My understanding of this phenomenon in DL is that its not due to anything intrinsic to gradient descent, the same principles and understanding apply.
Rather, it is that with very large dimensionality the probability that you spuriously get all derivatives to be zero is vanishingly small. That is, local minima are less likely because you need a lot of dimensions to agree that df(x_i)/dx_i = 0.
I may be wrong though!
if the probability that you get a derivative close to 0 is small, say only 10%, then you need just 3 dimensions to get that multiplicative probability equal to a tenth of a percent. 3 is hardly “very large dimensionality”
you can assign different numbers, but still you will find you don’t need more than say 10 dimensions for this effect to happen.
Behavior in high dimensions is even weirder than you might think, because you're nearly always close to a saddle point. There's way more saddle points than minima or maxima (consider modeling the sign of eigenvalues for the Jacobian as a binomial distribution -- how likely is it they're all positive or all negative?).

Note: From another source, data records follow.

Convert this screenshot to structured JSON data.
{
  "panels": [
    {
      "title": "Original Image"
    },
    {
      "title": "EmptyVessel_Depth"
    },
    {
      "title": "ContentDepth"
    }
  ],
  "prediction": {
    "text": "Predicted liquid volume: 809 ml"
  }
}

However usually only a relatively small subset of dimensions are important (read: represent a stable optimum), see the 'lottery ticket' hypothesis for more.
What's also weird is that "convergence" in these cases isn't really convergence, it's just slowly floating between saddle points as you begin to overfit. Hence early stopping.
This has much less to do with gradients per se and way more to do with step size. It's an artifact of discretization, not of the algorithm per se.
Might I suggest an insightful seminar for anyone curious about why gradient descent is even tractable in such high dimensions:
Stanford Seminar - A Picture of the Prediction Space of Deep Networks by Pratik Chadhari:
https://youtu.be/ZD2cL-QoI5g?si=hVFU5_4CeoLYtyuB
Not super strange if you think of it going the other way. Think of a saddle like construct, in one dimension you get stuck easily, in another tgere is a way forward where over time the other previously 'stuck' dimension is freed up again. In higher dimensions you have a much higher chance of havibg such alternative pathways. During training this looks lime breif plateaus in loss reduction followed by a sudden rapid decrease again. Sorry for typos, bumpy train, fix one get another, will try edit later.
Keeping that in mind it is still useful. Maybe one useful addition would be to reduce dimensionality to show that if we pick some dimensions we don't have a local minimum, hence we don't have a local minimum in the larger dimension we started with.